There have been dark times in her life. She wanted to remember her grandfather the way he was when she was a child, and they visited him and his goats at his mountain home on the Caribbean island of Saint Vincent—which is closer to Venezuela than to the US. It was hot with few of Columbia’s comforts, but Kendall loved it. She was a child at the time and then didn’t see him very often, until one day he came to live with them. He took her parents’ room, while they moved into the basement, placing hardships on the whole family. Kendall and her sister were responsible for his care, even though he didn’t remember who they were. They helped him bathe and dress, kept him occupied, prepared his meals, put him to bed, and then did it all again, day after day. “When he realized he was confused, he would fuss, argue, or even start to cry because he was so scared,” Kendall says. Yet, there was a rainbow as well. “I noticed that throughout his stay with me, I had gained patience and understanding. I learned not to take your health for granted and to help those who are not as fortunate.”
At first, Kendall was unaware of the less-fortunates of the world. Her friends came in all colors and spoke different languages.
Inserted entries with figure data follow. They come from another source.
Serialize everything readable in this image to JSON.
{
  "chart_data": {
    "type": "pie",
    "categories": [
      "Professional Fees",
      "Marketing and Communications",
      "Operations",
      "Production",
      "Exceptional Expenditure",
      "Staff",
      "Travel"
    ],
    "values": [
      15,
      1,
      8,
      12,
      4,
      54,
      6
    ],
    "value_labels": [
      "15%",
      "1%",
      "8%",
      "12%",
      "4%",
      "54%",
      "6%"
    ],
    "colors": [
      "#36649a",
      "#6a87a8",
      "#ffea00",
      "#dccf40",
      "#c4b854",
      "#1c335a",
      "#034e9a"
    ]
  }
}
Many were immigrants or first generation Americans. Their parents taught her about their cultures. “I never feared a certain group of people because I usually knew someone of that group,” Kendall says. “Being the grandchild of immigrants and growing up with the people I did, in the area I did, I believe in a way I was born and raised a global citizen.” She has visited Hong Kong and the UAE. While studying French, she decided she was a little too “America-centric,” and began paying attention to current events.
Sadly, it sank in that some people target others like herself or her friends “because of race, religion, ethnicity, socioeconomic status, gender, sexuality, sexual identification, or anything that sets us apart of the ‘norm’.” When Kendall was a freshman in high school, Trevon Martin was killed for walking home in a hoodie at night, eating Skittles. That sounds like me, she thought. It was a shock to learn that some people saw her as a threat because of her skin color, even though her parents had warned her that hate exists and sometimes it’s for no reason. “After a while it felt like there was always another unarmed black person being killed,” she says, and when it came time for justice, the perpetrators were always let off. Pessimism began to set in.
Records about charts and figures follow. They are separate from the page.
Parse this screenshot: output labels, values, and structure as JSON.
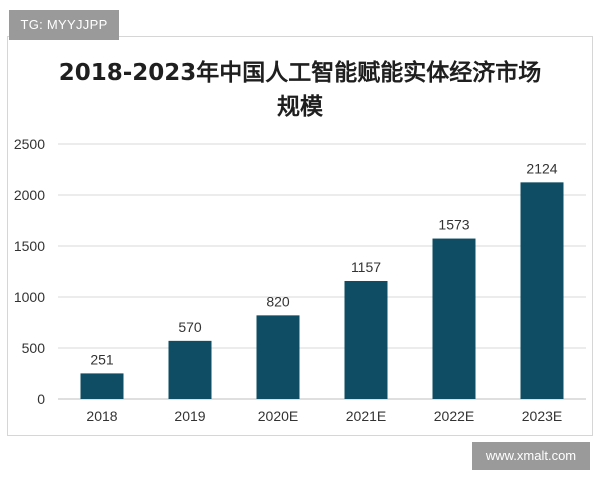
{
  "watermarks": {
    "tag": "TG: MYYJJPP",
    "site": "www.xmalt.com"
  },
  "colors": {
    "bar": "#0e4d63",
    "grid": "#d9d9d9",
    "axis": "#bfbfbf",
    "text": "#333333"
  },
  "chart_data": {
    "type": "bar",
    "title_lines": [
      "2018-2023年中国人工智能赋能实体经济市场",
      "规模"
    ],
    "xlabel": "",
    "ylabel": "",
    "categories": [
      "2018",
      "2019",
      "2020E",
      "2021E",
      "2022E",
      "2023E"
    ],
    "values": [
      251,
      570,
      820,
      1157,
      1573,
      2124
    ],
    "data_labels": [
      "251",
      "570",
      "820",
      "1157",
      "1573",
      "2124"
    ],
    "ylim": [
      0,
      2500
    ],
    "yticks": [
      0,
      500,
      1000,
      1500,
      2000,
      2500
    ],
    "grid": true,
    "legend": "none"
  }
}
“I realized I need to help change things,” she says, and stepped up her activities.
She served as historian of the multi-ethnic female honor society, Delta Scholars, for three years. For two years she was a member of the honor society, High Flyers and the National Honor Society. She also found time for volleyball and the school orchestra where she played the cello. She mentored underclassmen as an Oakland Mills Peer Leader and did event planning in the Student Government Association In addition to her extra French studies.
In 2015, she entered the University of Maryland College Park, pursuing an International Business and Information Systems degree, and minoring in public leadership because she wanted to know how to make change happen. She also joined a campus civic engagement living and learning program.
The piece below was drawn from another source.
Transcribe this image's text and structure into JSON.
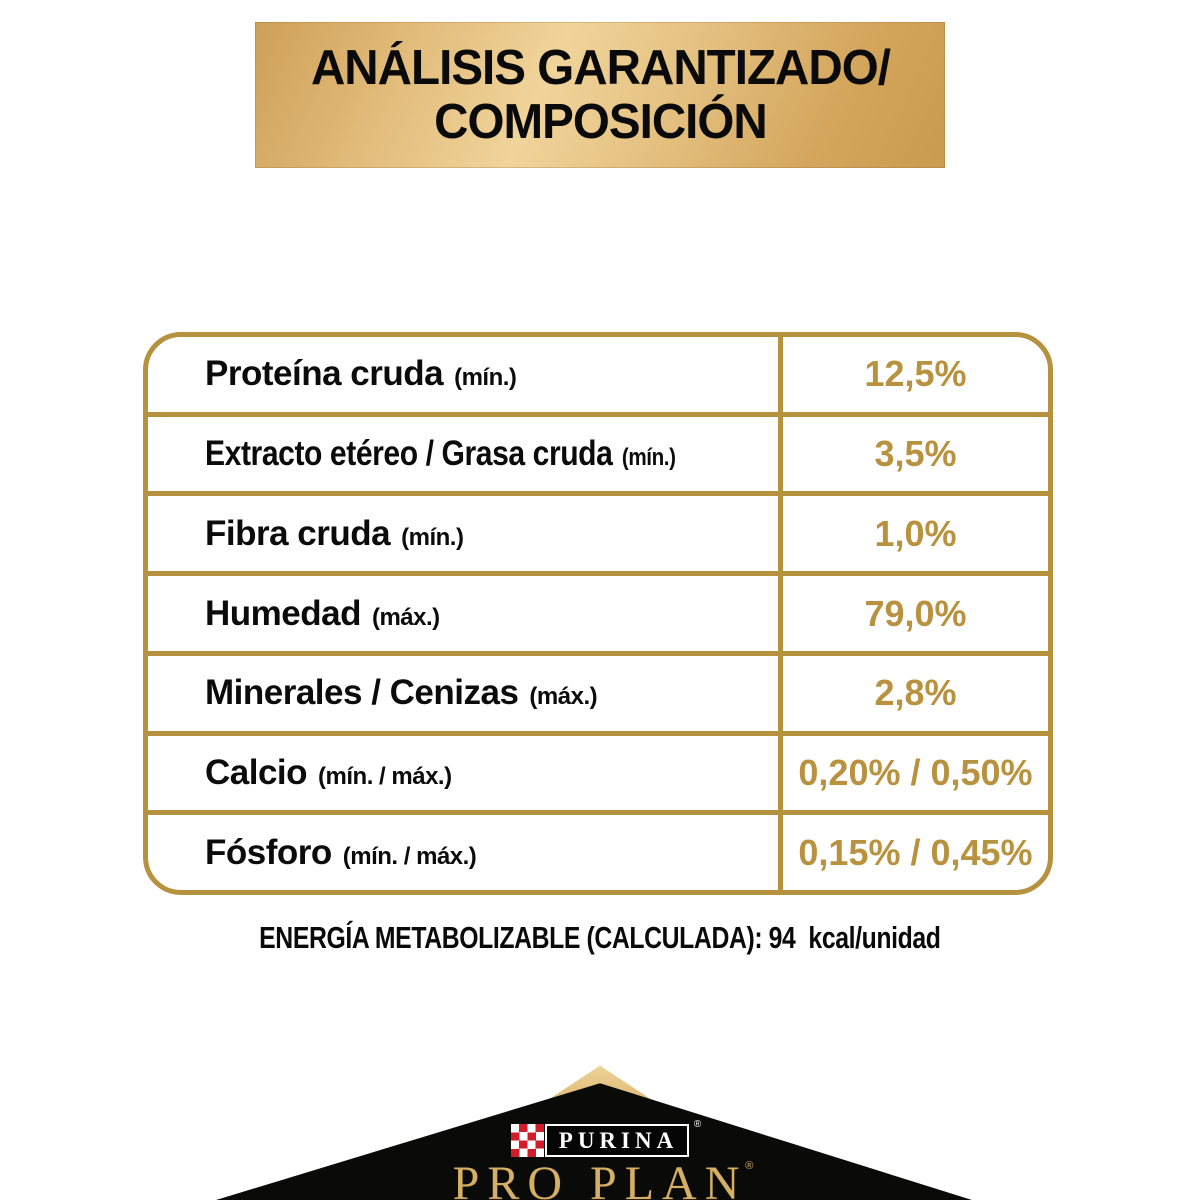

Yet it wasn’t until she took a business class titled “How do Innovator’s think?” that she gained a clearer focus on the direction she hopes to take with her career. Innovators, she learned, often take an idea that already exists, and produce it more cost-effectively, making it more available to lower income people and to developing countries. One idea proved to be her epiphany. An incubator for premature babies produced at a fraction of the cost of those currently in use meant numerous saved lives worldwide. “I figured I could combine the pragmatism of business with my love of helping people.”
Kendall’s dream is to “create a non-profit organization designed to make more people feel like a valid member of society.” Target groups would include formerly incarcerated people, troubled youths, immigrants, minorities, and others.
“Systems often fail people,” Kendall says, “but I could help change these systems.”